Год две тысячи семнадцатый. Самой этикетки нет, равно как и пробки. Осталась только отпечатанная краской дата. Небольшая загадка, подброшенная снежной пустошью. Наиболее вероятный вариант – совсем недавно попавший сюда узник выбросил бутылку в туалетную дыру своей летающей камеры, а штормовой не утихаемый ветер принес ее сюда и уронил в снег, где она и застряла в торосах. Ага… хотя поступок глуповатый… И вроде как поглощенный разжиганием огня Филимон уже успел встать, посмотреть на место, где был прижат мой палец и, почесав седой затылок, пробормотал:

– Кто ж такую справную тару выбросит? Ценность великая… Мне помнится в наследство стеклянная баночка из-под майонеза Провансаль досталась, так я ее берег как мог. Вместо стакана мне была.

Я пожал плечами и отдал бутылку ему:

– Да может и выбросил сдуру. Обычная пластиковая бутылка, какими завалены мусорки современного мира. И не только они. Так что на выброс подобная тара у всех давно идет автоматически. Времена другие сейчас, Филимон.

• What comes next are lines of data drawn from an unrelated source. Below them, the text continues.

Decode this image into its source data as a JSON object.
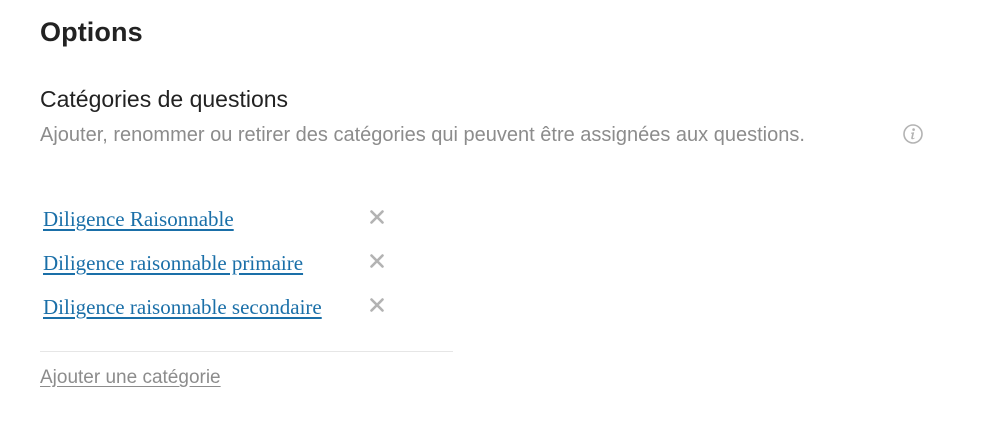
{
  "page": {
    "title": "Options"
  },
  "section": {
    "title": "Catégories de questions",
    "description": "Ajouter, renommer ou retirer des catégories qui peuvent être assignées aux questions.",
    "info_icon": "info-icon"
  },
  "categories": [
    {
      "label": "Diligence Raisonnable",
      "remove_icon": "close-icon"
    },
    {
      "label": "Diligence raisonnable primaire",
      "remove_icon": "close-icon"
    },
    {
      "label": "Diligence raisonnable secondaire",
      "remove_icon": "close-icon"
    }
  ],
  "actions": {
    "add_category_label": "Ajouter une catégorie"
  },
  "colors": {
    "link": "#1a6fa8",
    "muted": "#8c8c8c",
    "text": "#222222",
    "icon": "#b3b3b3"
  }
}
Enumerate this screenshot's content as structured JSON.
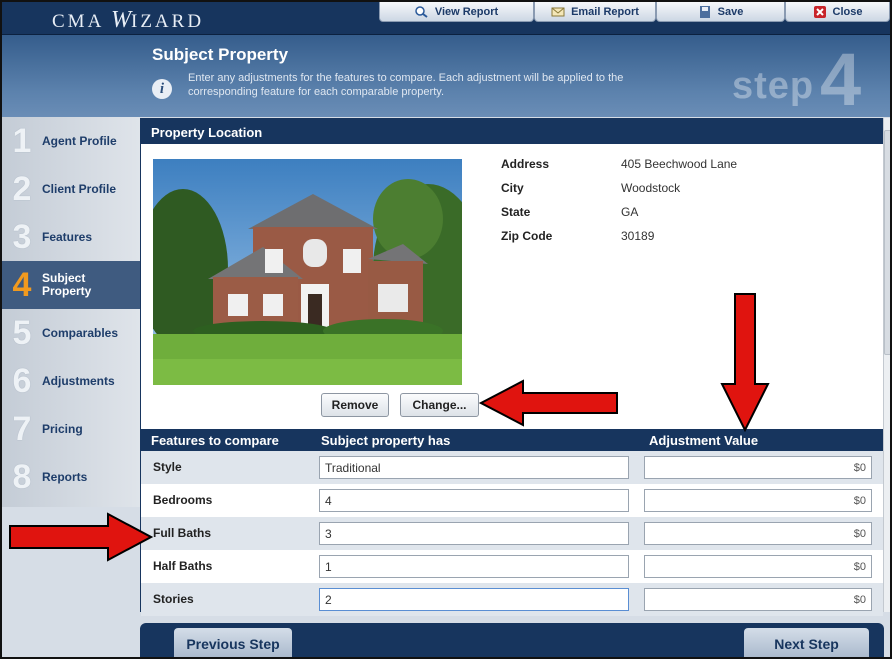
{
  "app": {
    "logo_prefix": "CMA",
    "logo_w": "W",
    "logo_suffix": "IZARD"
  },
  "toolbar": {
    "view_report": "View Report",
    "email_report": "Email Report",
    "save": "Save",
    "close": "Close"
  },
  "header": {
    "title": "Subject Property",
    "info_icon": "i",
    "description": "Enter any adjustments for the features to compare. Each adjustment will be applied to the corresponding feature for each comparable property.",
    "step_word": "step",
    "step_number": "4"
  },
  "sidebar": {
    "items": [
      {
        "num": "1",
        "label": "Agent Profile"
      },
      {
        "num": "2",
        "label": "Client Profile"
      },
      {
        "num": "3",
        "label": "Features"
      },
      {
        "num": "4",
        "label": "Subject Property",
        "active": true
      },
      {
        "num": "5",
        "label": "Comparables"
      },
      {
        "num": "6",
        "label": "Adjustments"
      },
      {
        "num": "7",
        "label": "Pricing"
      },
      {
        "num": "8",
        "label": "Reports"
      }
    ]
  },
  "property": {
    "section_title": "Property Location",
    "fields": [
      {
        "label": "Address",
        "value": "405 Beechwood Lane"
      },
      {
        "label": "City",
        "value": "Woodstock"
      },
      {
        "label": "State",
        "value": "GA"
      },
      {
        "label": "Zip Code",
        "value": "30189"
      }
    ],
    "remove_label": "Remove",
    "change_label": "Change..."
  },
  "features": {
    "headers": {
      "feature": "Features to compare",
      "subject": "Subject property has",
      "adjustment": "Adjustment Value"
    },
    "rows": [
      {
        "label": "Style",
        "value": "Traditional",
        "adjustment": "$0"
      },
      {
        "label": "Bedrooms",
        "value": "4",
        "adjustment": "$0"
      },
      {
        "label": "Full Baths",
        "value": "3",
        "adjustment": "$0"
      },
      {
        "label": "Half Baths",
        "value": "1",
        "adjustment": "$0"
      },
      {
        "label": "Stories",
        "value": "2",
        "adjustment": "$0"
      }
    ]
  },
  "footer": {
    "previous_label": "Previous Step",
    "next_label": "Next Step"
  },
  "colors": {
    "navy": "#17355e",
    "accent_orange": "#f19a1f",
    "arrow_red": "#e0140f"
  }
}
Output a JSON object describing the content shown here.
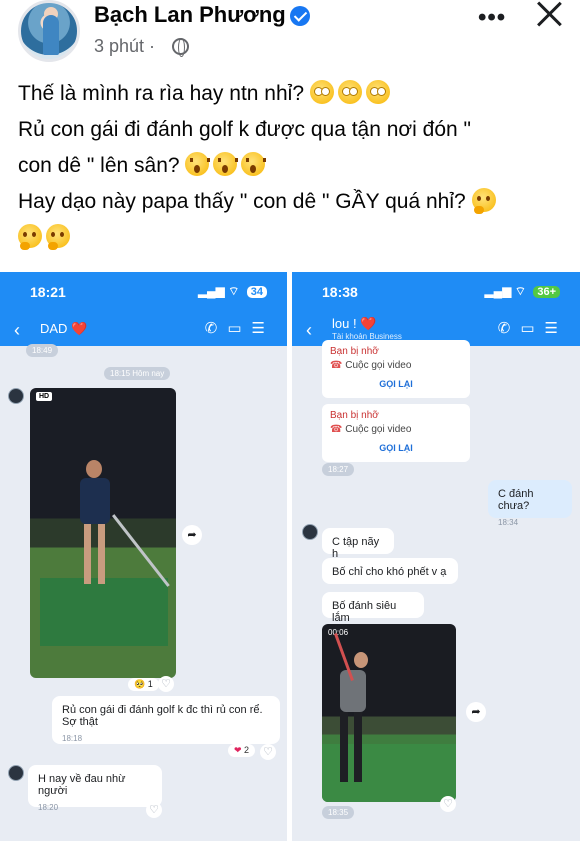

– Не экономные вы – посетовал старик, отставляя бутылку на столик – В наше время каждый гнутый гвоздь берегли. Помню меня отец заставлял их выпрямлять. Он тогда летнюю кухню в одиночку поднимал, хоть и однорукий после войны, а я у него на побегушках был. То принеси, это подай. А в свободное время гвозди прямил. Я все себе молотком по пальцам попадал и жаловался – зачем мол ты меня заставляешь ржавые гвозди прямить. А отец мне и говорит – выбросить вещь каждый дурак может, а вот в хозяйстве ее приспособить и копейку лишнюю сберечь дано не каждому.